Posted by Bill DelphiMan

In Reply to Enumerated types and incompatible type compile errors in Delphi 2007 posted by Warwick Weston Wright

: I was recently writing code using a list of 10 enumerated constants the declaration had the following code:
: Type STTypes=(ST64BitInteger,.....);

: and the following line of code caused a compile time error 'incompatible types'
: if ST64BitInteger=FrmNewTbl.FrmCreateNewTbl.CmbType.ItemIndex then ... etc;
: The question is: are enumerated types in Delphi 2007 treated as constants or is there a bug in the language because my extensive programming experience with many languages has taught me that enumerated types and constants are exactly the same thing as literal values. Or are enumerated types actually designed for a different purpose in Delphi & if so what is this purpose. Personally I think it's a bug.

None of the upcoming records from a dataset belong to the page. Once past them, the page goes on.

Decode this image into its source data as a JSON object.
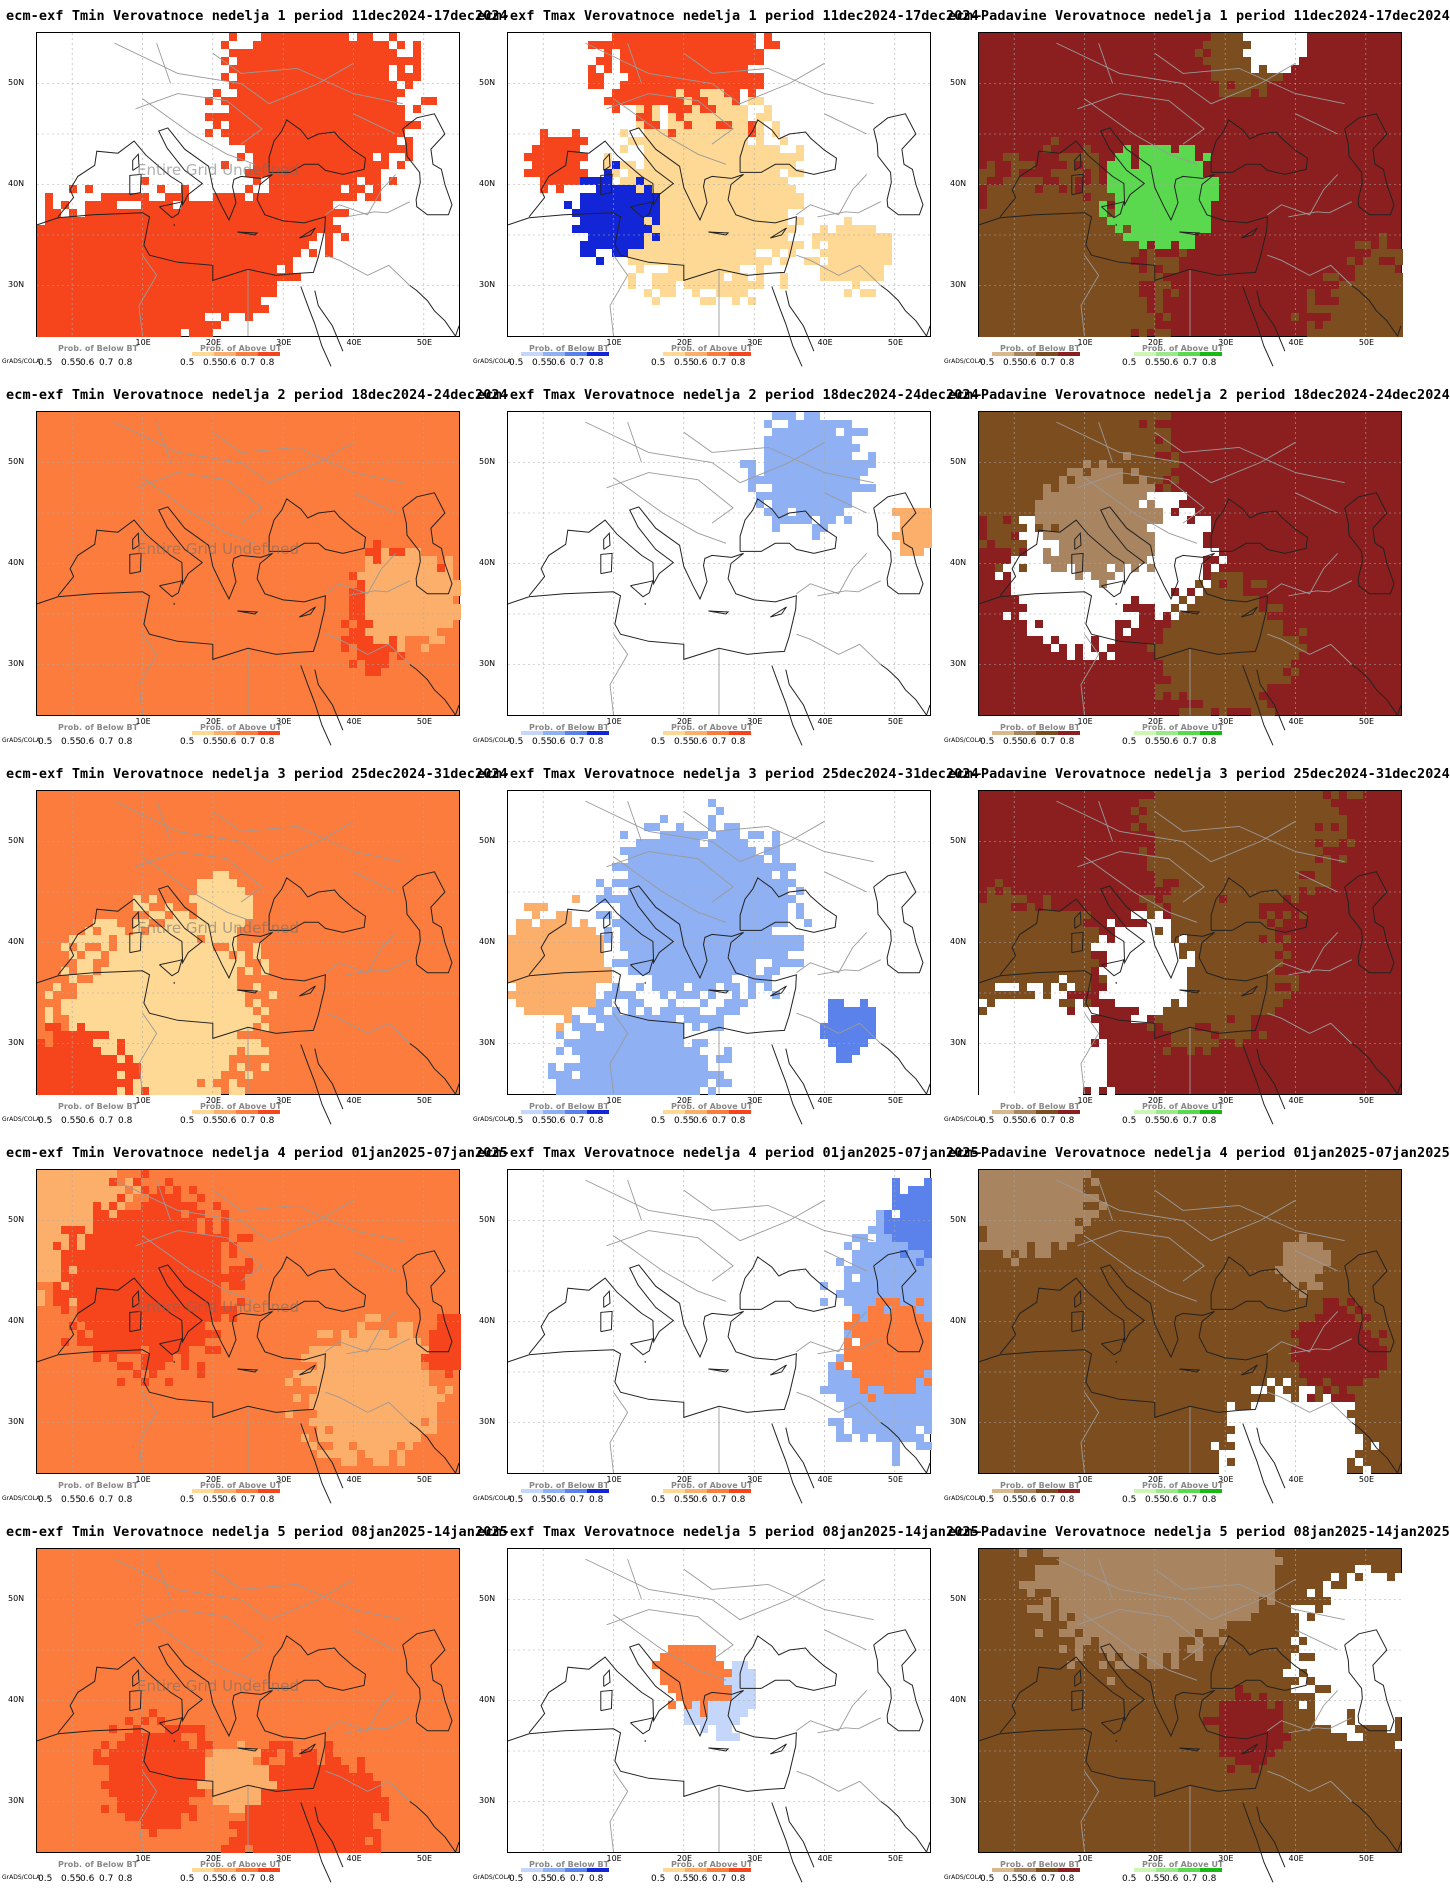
{
  "legends": {
    "tmin": {
      "below": {
        "title": "Prob. of Below BT",
        "colors": [
          "#ffffff",
          "#ffffff",
          "#ffffff",
          "#ffffff"
        ]
      },
      "above": {
        "title": "Prob. of Above UT",
        "colors": [
          "#fdd995",
          "#fcae6b",
          "#fb7c3c",
          "#f6441c"
        ]
      }
    },
    "tmax": {
      "below": {
        "title": "Prob. of Below BT",
        "colors": [
          "#c4d6fa",
          "#8fb0f2",
          "#5a82ea",
          "#1226d8"
        ]
      },
      "above": {
        "title": "Prob. of Above UT",
        "colors": [
          "#fdd995",
          "#fcae6b",
          "#fb7c3c",
          "#f6441c"
        ]
      }
    },
    "padavine": {
      "below": {
        "title": "Prob. of Below BT",
        "colors": [
          "#d7b98d",
          "#a98460",
          "#7c4d1f",
          "#8b1f1f"
        ]
      },
      "above": {
        "title": "Prob. of Above UT",
        "colors": [
          "#cdf5b6",
          "#9be88a",
          "#5ad84e",
          "#19b913"
        ]
      }
    },
    "ticks": [
      "0.5",
      "0.55",
      "0.6",
      "0.7",
      "0.8"
    ]
  },
  "grads_label": "GrADS/COLA",
  "undefined_text": "Entire Grid Undefined",
  "lat_labels": [
    "50N",
    "40N",
    "30N"
  ],
  "lon_labels": [
    "10E",
    "20E",
    "30E",
    "40E",
    "50E"
  ],
  "map_extent": {
    "lon": [
      -5,
      55
    ],
    "lat": [
      25,
      55
    ]
  },
  "panels": [
    {
      "title": "ecm-exf Tmin Verovatnoce nedelja 1 period 11dec2024-17dec2024",
      "var": "tmin",
      "week": 1,
      "base": "#ffffff",
      "blobs": [
        [
          "#f6441c",
          0.55
        ],
        [
          "#ffffff",
          0.2
        ],
        [
          "#f6441c",
          0.5
        ]
      ]
    },
    {
      "title": "ecm-exf Tmax Verovatnoce nedelja 1 period 11dec2024-17dec2024",
      "var": "tmax",
      "week": 1,
      "base": "#ffffff",
      "blobs": [
        [
          "#f6441c",
          0.45
        ],
        [
          "#fdd995",
          0.2
        ],
        [
          "#1226d8",
          0.06
        ]
      ]
    },
    {
      "title": "ecm—Padavine Verovatnoce nedelja 1 period 11dec2024-17dec2024",
      "var": "padavine",
      "week": 1,
      "base": "#8b1f1f",
      "blobs": [
        [
          "#7c4d1f",
          0.35
        ],
        [
          "#5ad84e",
          0.08
        ],
        [
          "#ffffff",
          0.15
        ]
      ]
    },
    {
      "title": "ecm-exf Tmin Verovatnoce nedelja 2 period 18dec2024-24dec2024",
      "var": "tmin",
      "week": 2,
      "base": "#fb7c3c",
      "blobs": [
        [
          "#f6441c",
          0.25
        ],
        [
          "#fcae6b",
          0.15
        ]
      ]
    },
    {
      "title": "ecm-exf Tmax Verovatnoce nedelja 2 period 18dec2024-24dec2024",
      "var": "tmax",
      "week": 2,
      "base": "#ffffff",
      "blobs": [
        [
          "#8fb0f2",
          0.06
        ],
        [
          "#fcae6b",
          0.1
        ]
      ]
    },
    {
      "title": "ecm—Padavine Verovatnoce nedelja 2 period 18dec2024-24dec2024",
      "var": "padavine",
      "week": 2,
      "base": "#8b1f1f",
      "blobs": [
        [
          "#7c4d1f",
          0.4
        ],
        [
          "#ffffff",
          0.25
        ],
        [
          "#a98460",
          0.15
        ]
      ]
    },
    {
      "title": "ecm-exf Tmin Verovatnoce nedelja 3 period 25dec2024-31dec2024",
      "var": "tmin",
      "week": 3,
      "base": "#fb7c3c",
      "blobs": [
        [
          "#fdd995",
          0.3
        ],
        [
          "#f6441c",
          0.15
        ]
      ]
    },
    {
      "title": "ecm-exf Tmax Verovatnoce nedelja 3 period 25dec2024-31dec2024",
      "var": "tmax",
      "week": 3,
      "base": "#ffffff",
      "blobs": [
        [
          "#8fb0f2",
          0.3
        ],
        [
          "#5a82ea",
          0.12
        ],
        [
          "#fcae6b",
          0.06
        ]
      ]
    },
    {
      "title": "ecm—Padavine Verovatnoce nedelja 3 period 25dec2024-31dec2024",
      "var": "padavine",
      "week": 3,
      "base": "#8b1f1f",
      "blobs": [
        [
          "#7c4d1f",
          0.45
        ],
        [
          "#ffffff",
          0.2
        ]
      ]
    },
    {
      "title": "ecm-exf Tmin Verovatnoce nedelja 4 period 01jan2025-07jan2025",
      "var": "tmin",
      "week": 4,
      "base": "#fb7c3c",
      "blobs": [
        [
          "#fcae6b",
          0.2
        ],
        [
          "#f6441c",
          0.2
        ]
      ]
    },
    {
      "title": "ecm-exf Tmax Verovatnoce nedelja 4 period 01jan2025-07jan2025",
      "var": "tmax",
      "week": 4,
      "base": "#ffffff",
      "blobs": [
        [
          "#8fb0f2",
          0.3
        ],
        [
          "#5a82ea",
          0.15
        ],
        [
          "#fb7c3c",
          0.04
        ]
      ]
    },
    {
      "title": "ecm—Padavine Verovatnoce nedelja 4 period 01jan2025-07jan2025",
      "var": "padavine",
      "week": 4,
      "base": "#7c4d1f",
      "blobs": [
        [
          "#a98460",
          0.3
        ],
        [
          "#ffffff",
          0.15
        ],
        [
          "#8b1f1f",
          0.15
        ]
      ]
    },
    {
      "title": "ecm-exf Tmin Verovatnoce nedelja 5 period 08jan2025-14jan2025",
      "var": "tmin",
      "week": 5,
      "base": "#fb7c3c",
      "blobs": [
        [
          "#f6441c",
          0.25
        ],
        [
          "#fcae6b",
          0.1
        ]
      ]
    },
    {
      "title": "ecm-exf Tmax Verovatnoce nedelja 5 period 08jan2025-14jan2025",
      "var": "tmax",
      "week": 5,
      "base": "#ffffff",
      "blobs": [
        [
          "#c4d6fa",
          0.15
        ],
        [
          "#fb7c3c",
          0.04
        ]
      ]
    },
    {
      "title": "ecm—Padavine Verovatnoce nedelja 5 period 08jan2025-14jan2025",
      "var": "padavine",
      "week": 5,
      "base": "#7c4d1f",
      "blobs": [
        [
          "#a98460",
          0.3
        ],
        [
          "#ffffff",
          0.12
        ],
        [
          "#8b1f1f",
          0.15
        ]
      ]
    }
  ]
}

It's not a bug, it's done by design: Delphi uses a so-called "strongly typed" language, quite different from languages like Basic or scripts like JavaScript, not to mention C where almost everything seems to be allowed ;)

The compilation error has nothing to do with the fact that enumerated types are constants or not (well, they are constants, but this irrelevant here).
You get an error because you mix incompatible "types": you're trying to compare a value of the enumerated type STTypes with a value of the type "integer".

If you want to compare two values of different types, then you have to at least convert one of them to another type. Only very occasionally this conversion is done automatically by the compiler, but in most cases you have to explicitly specify the conversion.

What should work, is the following:

if FrmNewTbl.FrmCreateNewTbl.CmbType.ItemIndex = Ord(ST64BitInteger) then ...

Ord() returns the "ordinality" of the enumerated value. By default, the ordinalities start from 0. When you declare for example:

type STTypes = (ST64BitInteger, STOther, STYetAnother,...);

then the ordinality of ST64BitInteger is 0, the ordinality of STOther is 1, and so on.